The decision immediately sparked outrage from environmental groups, who warned that the gasoline additive used to lower tailpipe emissions has leaked from underground tanks and polluted drinking water supplies.
(Excerpt) Read more at sfgate.com ...
I do beleive that Cliton tured Doofus down in 2000.
My plan to clean up Lake Tahoe is to drain it and make it a Nascar SuperSpeed Way in the summer and Skiing in the winter.
My understanding is that for the EPA to delegate Clean Air Act responsibilities, the State must submit a SIP (State Implementation Plan) that gets reviewed and approved by EPA. I concur that I doubt that Davis has gone to the trouble of running a change in the SIP throught the state & federal regulatory review process, because of all the bad political fallout from what might happen. As such the state has a filed program with EPA that probably uses MTBE as a major element in meeting certain criteria pollutant limits. And now they just want to magically change what they are doing without going throught the process. If they go through the process, a lot of business interests will want to lighten up and change other things (always dicey from and environmentalist standpoint in an election year when campaign contributions are so appreciated.) This should be very interesting to watch.

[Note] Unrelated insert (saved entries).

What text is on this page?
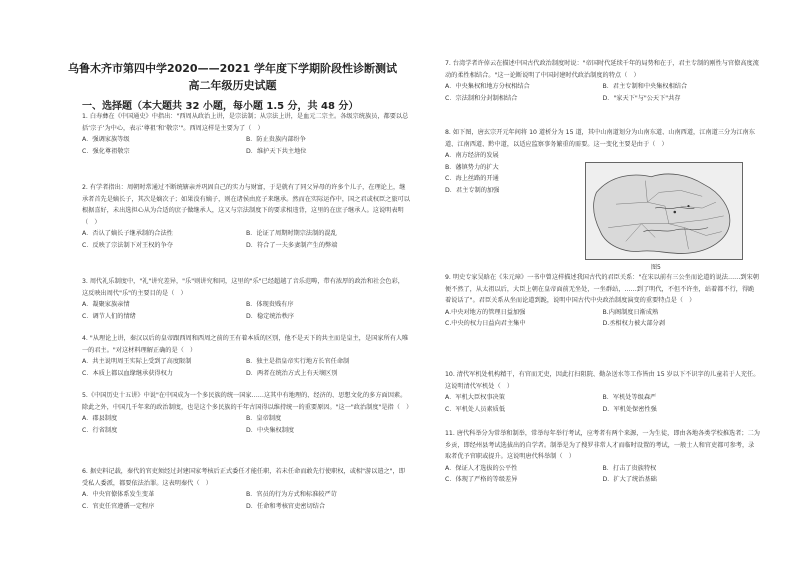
乌鲁木齐市第四中学2020——2021 学年度下学期阶段性诊断测试
高二年级历史试题
一、选择题（本大题共 32 小题，每小题 1.5 分，共 48 分）

1. 白寿彝在《中国通史》中指出："西周从政治上讲，是宗法制；从宗法上讲，是血元二宗主。各级宗统族员，都要以总括‘宗子’为中心，表示‘尊祖’和‘敬宗’"。西周这样是主要为了（　）

A．强调家族等级	B．防止贵族内部纷争
C．强化尊祖敬宗	D．维护天下共主地位

2. 有学者指出：周朝时常通过不断统辖亲并巩固自己的实力与财富，于是就有了同父异母的许多个儿子，在理论上，继承者首先是嫡长子，其次是嫡次子；如果没有嫡子，则在诸侯由庶子来继承。然而在实际运作中，国之君或权臣之旅可以根据喜好，未出选担心从为合适的庶子做继承人，这又与宗法制度下的要求相违背，这里的在庶子继承人。这说明表明（　）

A．否认了嫡长子继承制的合法性	B．论证了周期时期宗法制的混乱
C．反映了宗法制下对王权的争夺	D．符合了一夫多妻制产生的弊端

3. 周代礼乐制度中，"礼"讲究差异，"乐"则讲究和同，这里的"乐"已经超越了音乐范畴，带有浓厚的政治和社会色彩，这反映出周代"乐"的主要目的是（　）

A．凝聚家族亲情	B．体现贵贱有序
C．调节人们的情绪	D．稳定统治秩序

4. "从理论上讲，秦汉以后的皇帝跟西周和西周之前的王有着本质的区别，他不是天下的共主而是皇主，是国家所有人唯一的君主。"对这材料理解正确的是（　）

A．共主说明周王实际上受到了高度限制	B．独主是指皇帝实行地方长官任命制
C．本质上都以血缘继承获得权力	D．两者在统治方式上有天壤区别

5.《中国历史十五讲》中说"在中国成为一个多民族的统一国家……这其中有地理的、经济的、思想文化的多方面因素。除此之外，中国几千年来的政治制度，也是这个多民族的千年古国得以维持统一的重要原因。"这一"政治制度"是指（　）

A．郡县制度	B．皇帝制度
C．行省制度	D．中央集权制度

6. 据史料记载，秦代的官吏须经过封建国家考核后正式委任才能任职，若未任命而敢先行使职权，或相"游以遣之"，即受私人委派，都要依法治罪。这表明秦代（　）

A．中央官僚体系发生变革	B．官员的行为方式和标准较严苛
C．官吏任官遵循一定程序	D．任命和考核官吏密切结合

7. 台湾学者许倬云在描述中国古代政治制度时说："帝国时代延续千年的局势和在于，君主专制的刚性与官僚高度流动的柔性相结合。"这一论断说明了中国封建时代政治制度的特点（　）

A．中央集权和地方分权相结合	B．君主专制和中央集权相结合
C．宗法制和分封制相结合	D．"家天下"与"公天下"共存

8. 如下图，唐玄宗开元年间将 10 道析分为 15 道，其中山南道划分为山南东道、山南西道，江南道三分为江南东道、江南西道、黔中道，以适应监察事务繁重的需要。这一变化主要是由于（　）

A．南方经济的发展
B．藩镇势力的扩大
C．海上丝路的开通
D．君主专制的加强
图5

9. 明史专家吴晗在《朱元璋》一书中曾这样描述我国古代的君臣关系："在宋以前有三公坐而论道的说法……到宋朝便不然了，从太祖以后，大臣上朝在皇帝面前无坐处，一坐群站，……到了明代，不但不许坐，站着都不行，得跪着说话了"。君臣关系从坐而论道到跪，说明中国古代中央政治制度演变的重要特点是（　）

A.中央对地方的管理日益加强	B.内阁制度日渐成熟
C.中央的权力日益向君主集中	D.丞相权力被大部分剥

10. 清代军机处机构精干，有官而无吏，因此打扫阻院、勤杂送水等工作皆由 15 岁以下不识字的儿童若于人充任。这说明清代军机处（　）

A．军机大臣权事决策	B．军机处等级森严
C．军机处人员素质低	D．军机处保密性强

11. 唐代科举分为常举和制举，常举每年举行考试，应考者有两个来源，一为生徒，即由各地各类学校推选者；二为乡贡，即经州县考试选拔出的自学者。制举是为了搜罗非常人才而临时设置的考试，一般士人和官吏都可参考，录取者优予官职或提升。这说明唐代科举制（　）

A．保证人才选拔的公平性	B．打击了贵族特权
C．体现了严格的等级差异	D．扩大了统治基础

I do know that legislated mandates are generally the poorest way to enforce policies of an essentially technical nature. In MBTE's case, it is mandated for reducing smog producing emissions, but if new info comes to light that it is ineffective in that use, or that that it causes more trouble than it solves (the critics argument), that info doesn't matter because it was specified in the law.
I have a similar problem in NC where public swimming pool regs specify a chlorine residual concentration by legislation, even though recent advances in equipment and technology make ozone a superior choice for swimming pool treatment. But I can't sell such systems here because the law specifically requires chlorine instead of requiring standards for disinfection efficacy simply because that legislation would be over the intellectual heads of most legislators.